I found Hot Space a few years back in the library. I used to love grabbing a dozen CDs a week and taking them home to check in with; things I’d never heard or hadn’t heard in an age, things I would never think to look up and stream – it was about cover-recognition. About being in and of that moment. Same deal with still browsing in a video/DVD store – I’m lucky enough to live close to one of the last ones standing. So I go in there and find curios I would never think to search for online.
Anyway, Hot Space became one of my favourite library CDs. It was also easily the best ever Scissor Sisters album. Which I realise isn’t exactly a compliment. But anyway.
I love Brian May’s guitar work on Hot Space – as he seemed to search for ideas in and around the big dumb production and greasy little songs he decided to go full axe-attack on the solos and then hide out for the rest of the time. His solo on Dancer reminds me of those weird splatter-paint moments Ritchie Blackmore served up on his memorable sixties sessions with a range of one-hit-wonders and bit-part-players.

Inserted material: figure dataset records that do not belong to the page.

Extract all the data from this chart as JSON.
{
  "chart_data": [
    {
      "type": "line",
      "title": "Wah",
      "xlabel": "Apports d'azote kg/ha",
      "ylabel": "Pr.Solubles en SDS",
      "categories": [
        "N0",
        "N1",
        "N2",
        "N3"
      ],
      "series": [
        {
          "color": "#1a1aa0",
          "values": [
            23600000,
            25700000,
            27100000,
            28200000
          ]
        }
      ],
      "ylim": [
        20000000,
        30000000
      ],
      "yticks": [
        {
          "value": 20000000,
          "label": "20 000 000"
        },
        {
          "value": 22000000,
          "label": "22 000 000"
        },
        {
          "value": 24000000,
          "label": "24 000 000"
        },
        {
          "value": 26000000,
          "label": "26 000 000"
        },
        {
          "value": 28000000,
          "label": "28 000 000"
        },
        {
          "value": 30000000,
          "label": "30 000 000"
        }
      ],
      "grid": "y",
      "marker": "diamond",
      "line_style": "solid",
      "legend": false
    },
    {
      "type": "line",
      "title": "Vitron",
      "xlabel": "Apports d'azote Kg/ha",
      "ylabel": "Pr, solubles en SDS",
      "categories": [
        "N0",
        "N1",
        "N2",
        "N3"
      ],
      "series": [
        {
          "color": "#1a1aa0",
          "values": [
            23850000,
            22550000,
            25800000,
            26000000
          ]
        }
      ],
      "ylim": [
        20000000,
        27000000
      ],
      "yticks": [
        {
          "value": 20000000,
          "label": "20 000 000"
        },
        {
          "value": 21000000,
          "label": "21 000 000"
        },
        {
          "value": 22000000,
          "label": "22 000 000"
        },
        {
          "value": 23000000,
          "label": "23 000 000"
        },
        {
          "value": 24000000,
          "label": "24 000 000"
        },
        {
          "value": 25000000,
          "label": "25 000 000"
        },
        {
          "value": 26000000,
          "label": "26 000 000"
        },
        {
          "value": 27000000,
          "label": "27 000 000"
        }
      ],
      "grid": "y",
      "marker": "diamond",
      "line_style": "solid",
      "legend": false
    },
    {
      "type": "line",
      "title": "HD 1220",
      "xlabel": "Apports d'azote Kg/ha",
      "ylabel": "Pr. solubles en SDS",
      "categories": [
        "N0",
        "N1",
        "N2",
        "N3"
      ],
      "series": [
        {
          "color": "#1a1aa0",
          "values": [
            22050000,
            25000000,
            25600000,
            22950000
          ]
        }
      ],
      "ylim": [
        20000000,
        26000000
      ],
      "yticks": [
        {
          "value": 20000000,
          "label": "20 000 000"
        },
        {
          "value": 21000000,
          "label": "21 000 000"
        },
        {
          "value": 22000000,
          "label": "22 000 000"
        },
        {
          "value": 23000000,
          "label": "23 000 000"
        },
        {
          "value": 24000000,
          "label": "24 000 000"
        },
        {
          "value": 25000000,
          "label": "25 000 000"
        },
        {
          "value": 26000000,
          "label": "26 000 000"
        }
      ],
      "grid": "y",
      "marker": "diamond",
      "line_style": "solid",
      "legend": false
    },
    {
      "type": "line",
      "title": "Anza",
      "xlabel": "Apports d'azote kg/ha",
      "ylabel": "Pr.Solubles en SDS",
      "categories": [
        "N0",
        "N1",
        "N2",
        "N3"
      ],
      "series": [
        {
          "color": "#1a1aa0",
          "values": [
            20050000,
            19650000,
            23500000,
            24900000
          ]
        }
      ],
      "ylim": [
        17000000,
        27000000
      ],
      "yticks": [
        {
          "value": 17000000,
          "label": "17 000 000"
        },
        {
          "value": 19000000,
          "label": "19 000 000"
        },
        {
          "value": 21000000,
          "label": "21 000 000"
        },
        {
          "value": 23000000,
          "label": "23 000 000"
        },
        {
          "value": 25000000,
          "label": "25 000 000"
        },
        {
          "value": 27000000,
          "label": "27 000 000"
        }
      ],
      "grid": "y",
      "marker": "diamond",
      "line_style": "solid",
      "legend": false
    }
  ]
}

Put Out The Fire is another that shows the influence he had on 80s and 90s shred and metal guitarists.
There’s really nothing that disco about Hot Space. Disco was done and dead by then anyway. In the mainstream sense. But I think people have loved using it as a derogatory term over the years. The disco influence on this record is perhaps that this was Freddie’s real coming out album; his gay clubs album, his lifestyle-really-becomes-of-interest-to-the-press album. And disco became shorthand for camp. It’s also one of the albums where Freddie had the least amount of songwriting credits. Lol.
And none of this is me suggesting that Hot Space is a lost classic – at all. Just something I enjoy spending time with because I’m clearly nearly traumatised by Queen and their role in my life. And I love trying to understand the anomaly or the dud or the one that slips through the cracks, or should have just disappeared in an artist’s catalogue.
Tom Waits is always so good with a line – in a song or an interview – and when asked about where he grew up he said “our house was the bad tooth on the smile of the street”. How very Waits-ian, can’t you just picture that, erm, picture. Can’t you just see it as he says it and hear him saying it.
Well, nothing so profound here but maybe, just maybe, and to my ears at least, Hot Space is the bad tooth on the smile of a band…that used to be called Smile.
And the musical truth of that bad tooth is that it ain’t so bad at all. It just saw the end of a run of big hits. And it was always the big hits that bugged me most about Queen.